余知許放下茶杯,目光澄澈,語氣平淡卻極具穿透力,緩緩開口:「那我問你,多年前,是誰用何種秘法,提前預支、透支了你的自身氣機與本源氣血?」
轟!
此話一出,雲海天渾身巨震,身軀猛地一顫,直接跌坐回座椅之中,滿臉驚駭失色!
身旁的雲深臉色驟變,瞬間跨步而出,周身七品武者的氣息轟然炸開,如臨大敵,眼神凌厲逼人:「你到底是什麼人?!這件事絕無外人知曉,你為何清楚?!」
氣氛瞬間劍拔弩張。
戴成瑞面色微變,與俞天白對視一眼。
俞天白上前一步,周身氣息驟然壓迫而出,冷冷鎖定雲深,語氣淡漠卻帶著極致威懾:「區區七品武者,也敢在李先生面前放肆叫囂,當真不知死活。」
一瞬間,雲深只覺如山威壓轟然籠罩全身,周身氣機瞬間凝滯卡頓,渾身僵硬動彈不得。
他這一刻才真切感知到,俞天白的實力恐怖至極,已然踏入後天九品的頂尖行列!
「雲深!退下!給先生道歉!」雲海天強行壓下心中驚濤駭浪,厲聲呵斥。
「爺爺?」雲滿心有不甘,滿心疑惑與憤懣,卻被那股恐怖威壓死死壓制,不敢妄動。
雲海天神色凝重至極,沉聲道:「此事塵封多年,從未有外人知曉!李先生僅憑觀我氣色,便精準道出根源,這般醫術,當真神乎其技!」
話音落下,他起身對著余知許深深躬身,姿態極盡恭敬:「津都雲海天,懇請先生出手救命!」
戴成瑞與俞天白皆是滿心詫異。
他們萬萬沒想到,余知許僅憑寥寥數眼,便看穿了雲海天深埋多年、無人知曉的隱秘病因,這般醫術,哪怕在隱世圈層之中,也實屬罕見!

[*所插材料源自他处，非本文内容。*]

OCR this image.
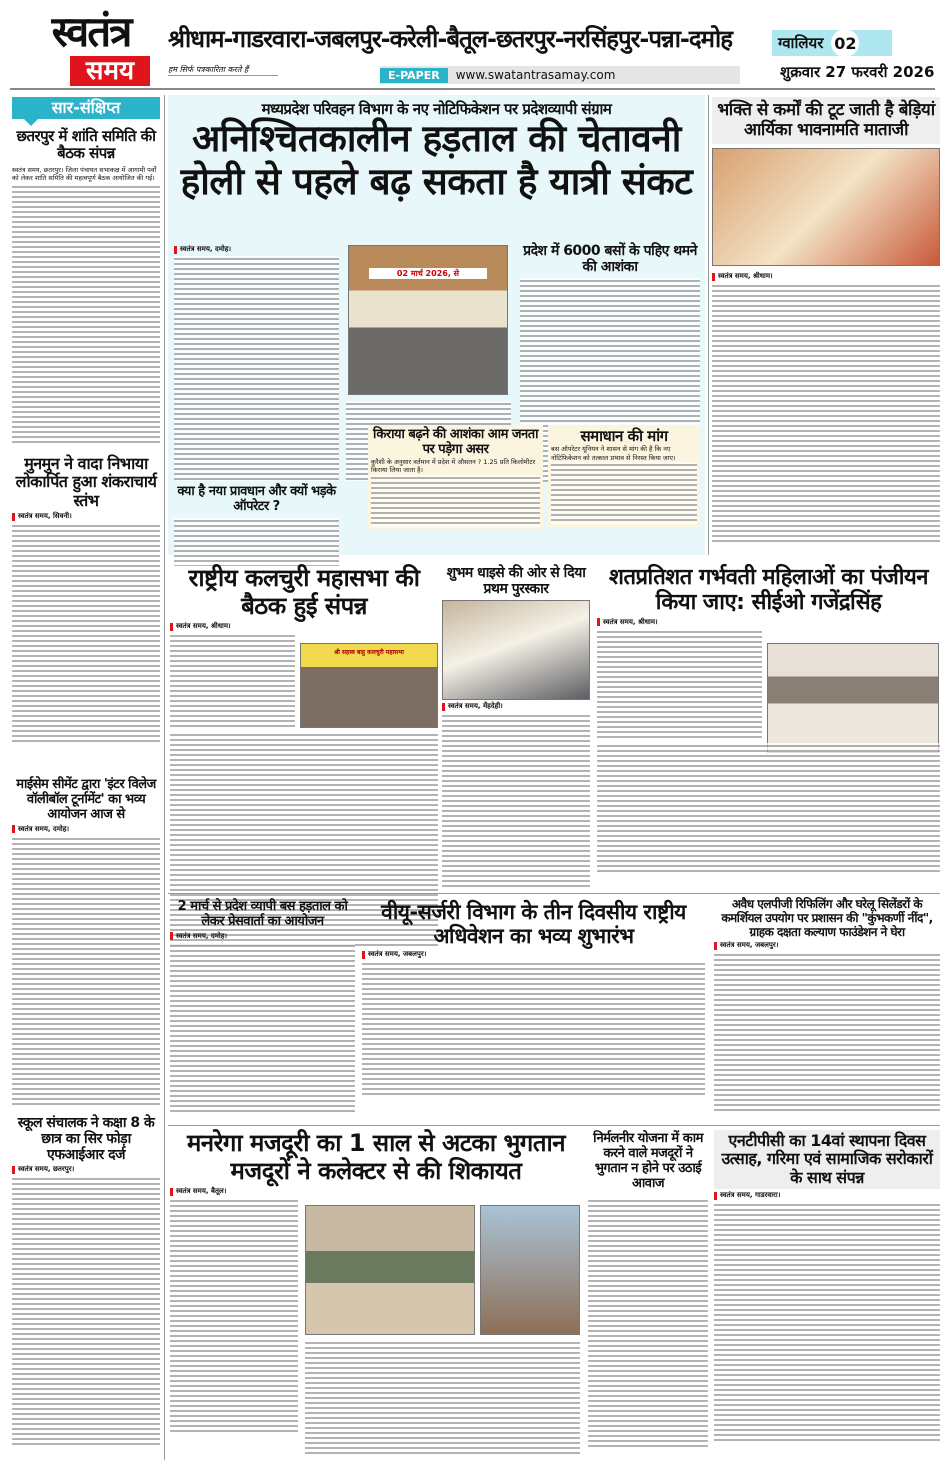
स्वतंत्र
समय
श्रीधाम-गाडरवारा-जबलपुर-करेली-बैतूल-छतरपुर-नरसिंहपुर-पन्ना-दमोह	ग्वालियर 02
हम सिर्फ पत्रकारिता करते हैं	E-PAPER	www.swatantrasamay.com	शुक्रवार 27 फरवरी 2026
सार-संक्षिप्त
छतरपुर में शांति समिति की बैठक संपन्न
स्वतंत्र समय, छतरपुर। जिला पंचायत सभाकक्ष में आगामी पर्वों को लेकर शांति समिति की महत्वपूर्ण बैठक आयोजित की गई।
मुनमुन ने वादा निभाया लोकार्पित हुआ शंकराचार्य स्तंभ
स्वतंत्र समय, सिवनी।
माईसेम सीमेंट द्वारा 'इंटर विलेज वॉलीबॉल टूर्नामेंट' का भव्य आयोजन आज से
स्वतंत्र समय, दमोह।
स्कूल संचालक ने कक्षा 8 के छात्र का सिर फोड़ा एफआईआर दर्ज
स्वतंत्र समय, छतरपुर।
मध्यप्रदेश परिवहन विभाग के नए नोटिफिकेशन पर प्रदेशव्यापी संग्राम
अनिश्चितकालीन हड़ताल की चेतावनी
होली से पहले बढ़ सकता है यात्री संकट
स्वतंत्र समय, दमोह।
क्या है नया प्रावधान और क्यों भड़के ऑपरेटर ?
02 मार्च 2026, से
प्रदेश में 6000 बसों के पहिए थमने की आशंका
किराया बढ़ने की आशंका आम जनता पर पड़ेगा असर
कुरैशी के अनुसार वर्तमान में प्रदेश में औसतन ? 1.25 प्रति किलोमीटर किराया लिया जाता है।
समाधान की मांग
बस ऑपरेटर यूनियन ने शासन से मांग की है कि नए नोटिफिकेशन को तत्काल प्रभाव से निरस्त किया जाए।
भक्ति से कर्मों की टूट जाती है बेड़ियां आर्यिका भावनामति माताजी
स्वतंत्र समय, श्रीधाम।
राष्ट्रीय कलचुरी महासभा की बैठक हुई संपन्न
स्वतंत्र समय, श्रीधाम।
श्री सहस्त्र बाहु कलचुरी महासभा
शुभम धाइसे की ओर से दिया प्रथम पुरस्कार
स्वतंत्र समय, मेंहदेही।
शतप्रतिशत गर्भवती महिलाओं का पंजीयन किया जाए: सीईओ गजेंद्रसिंह
स्वतंत्र समय, श्रीधाम।
2 मार्च से प्रदेश व्यापी बस हड़ताल को लेकर प्रेसवार्ता का आयोजन
स्वतंत्र समय, दमोह।
वीयू-सर्जरी विभाग के तीन दिवसीय राष्ट्रीय अधिवेशन का भव्य शुभारंभ
स्वतंत्र समय, जबलपुर।
अवैध एलपीजी रिफिलिंग और घरेलू सिलेंडरों के कमर्शियल उपयोग पर प्रशासन की "कुंभकर्णी नींद", ग्राहक दक्षता कल्याण फाउंडेशन ने घेरा
स्वतंत्र समय, जबलपुर।
मनरेगा मजदूरी का 1 साल से अटका भुगतान मजदूरों ने कलेक्टर से की शिकायत
स्वतंत्र समय, बैतूल।
निर्मलनीर योजना में काम करने वाले मजदूरों ने भुगतान न होने पर उठाई आवाज
एनटीपीसी का 14वां स्थापना दिवस उत्साह, गरिमा एवं सामाजिक सरोकारों के साथ संपन्न
स्वतंत्र समय, गाडरवारा।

茶室之中,余知許端坐原位,眼皮都未曾抬一下,自顧自品茶,全然無視躬身不起的雲海天。
若是這一幕傳出去,足以震動半個頂層圈層。
津都雲海天,三大都會之一的頂級豪門掌舵人,地位尊崇、人脈滔天,此刻竟對一個年輕小輩躬身求醫,還被對方全然無視。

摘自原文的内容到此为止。